It isn’t a book but an article submitted to The Parents’ Review, and found in Volume 2, 1891/2. I’ve been helping Ambleside Online out in one of only two ways that I know of; I’ve been typing up entries of the Parents’ Review so that they can be accessible online for others to read.
Today I ‘claimed’ this article to type up, “Hommerin’ the Leather” by J. J. Wainwright, and was so taken by it that I wanted to share. I won’t put the article here since it will be online soon –here is the article–but wanted to give some bits of it and my thoughts.
Now, I’ve never been to Greece, or Hawaii, but I often hear in a joking manner that there are ‘business hours’ in those places that we don’t find here in the US. They go something like “we get up around 9 and might open our store at 10 but if we are running late, it could be 11, etc.” {Don’t quote me on that!} It’s a laid back attitude, I gather. Nothing wrong with that.
The article I typed up though has a very good point though about this ‘laid back attitude'. Wainwright relays a story {“o’er true tale”} of him as a boy, and the gentleman who was hired to make the family’s bluchers, or boots. This leather worker was good at his work, as far as I can gather. But he was so…very…slow. The boots were never done when they were promised to be done. Inquiries into the status of the boots often resulted in a run-around on the leather worker’s part. He was always “thinkin’ on hommerin’ the leather.”
He relates another account of Jack and Ollendorf, two fellow workers who are vying for the same position.
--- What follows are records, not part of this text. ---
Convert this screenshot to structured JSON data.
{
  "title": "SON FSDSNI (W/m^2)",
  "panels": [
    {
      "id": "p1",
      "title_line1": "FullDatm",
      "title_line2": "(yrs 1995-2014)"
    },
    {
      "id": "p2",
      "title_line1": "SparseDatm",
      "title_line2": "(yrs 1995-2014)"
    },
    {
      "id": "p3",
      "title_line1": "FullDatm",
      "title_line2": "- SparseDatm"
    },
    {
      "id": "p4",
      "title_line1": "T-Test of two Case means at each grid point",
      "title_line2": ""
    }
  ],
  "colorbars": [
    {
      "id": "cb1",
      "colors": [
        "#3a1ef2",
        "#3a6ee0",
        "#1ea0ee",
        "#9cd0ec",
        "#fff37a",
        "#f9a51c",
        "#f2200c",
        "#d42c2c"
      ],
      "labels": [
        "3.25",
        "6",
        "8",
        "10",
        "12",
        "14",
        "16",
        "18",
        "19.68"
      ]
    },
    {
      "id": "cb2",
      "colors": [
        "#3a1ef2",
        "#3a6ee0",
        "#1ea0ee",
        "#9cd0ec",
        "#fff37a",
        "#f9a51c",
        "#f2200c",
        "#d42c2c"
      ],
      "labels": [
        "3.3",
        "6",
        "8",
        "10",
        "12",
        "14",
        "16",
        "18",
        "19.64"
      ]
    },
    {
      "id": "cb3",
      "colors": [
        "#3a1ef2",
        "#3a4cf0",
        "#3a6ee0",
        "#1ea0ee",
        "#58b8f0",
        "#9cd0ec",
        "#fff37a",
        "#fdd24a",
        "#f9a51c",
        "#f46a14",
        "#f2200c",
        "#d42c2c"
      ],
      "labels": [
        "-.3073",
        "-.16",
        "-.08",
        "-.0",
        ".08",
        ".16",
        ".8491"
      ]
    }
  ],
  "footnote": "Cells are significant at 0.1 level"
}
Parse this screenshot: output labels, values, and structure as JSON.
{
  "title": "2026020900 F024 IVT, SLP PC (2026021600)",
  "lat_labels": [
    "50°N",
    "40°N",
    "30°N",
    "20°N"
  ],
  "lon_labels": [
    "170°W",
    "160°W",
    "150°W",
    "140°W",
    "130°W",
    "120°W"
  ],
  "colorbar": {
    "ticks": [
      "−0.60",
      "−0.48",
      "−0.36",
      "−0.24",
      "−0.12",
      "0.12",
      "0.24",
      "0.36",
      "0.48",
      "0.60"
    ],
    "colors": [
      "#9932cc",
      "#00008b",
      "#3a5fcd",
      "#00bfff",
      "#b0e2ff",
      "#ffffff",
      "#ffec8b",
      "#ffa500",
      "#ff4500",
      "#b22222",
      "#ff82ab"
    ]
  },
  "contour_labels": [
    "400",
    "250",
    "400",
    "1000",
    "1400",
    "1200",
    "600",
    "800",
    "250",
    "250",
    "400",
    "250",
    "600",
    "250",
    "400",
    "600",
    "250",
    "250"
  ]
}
One stipulation of obtaining the position is that Jack needs to learn the Spanish language. Jack is like the leather worker and doesn’t ever move past the thinking stage, whereas Ollendorf, from Germany, has already mastered quite a few languages, and other goals, in less than year. Ollendorf has learned Spanish. Jack has not. In a few years, Ollendorf will be very successful and farther advanced than Jack, and Jack will be right where he was before.
The ‘moral’ of the story: do more than just think –act! Put forth genuine effort. Get an idea of what it is that you want to do or where you are wanting to go and work towards that goal. I am so guilty of always “thinkin’ of hommerin’ the leather” that I rarely even get the leather out, or the hammer. My first thought, honestly, was that I want my son to read the article {it is definitely kid friendly} and then I thought “Yikes! I’m guilty of being like Jack; always ‘thinking of…’ and not doing.”
So now I’m going to, not just think about, get my list of goals out and start working towards making them reality.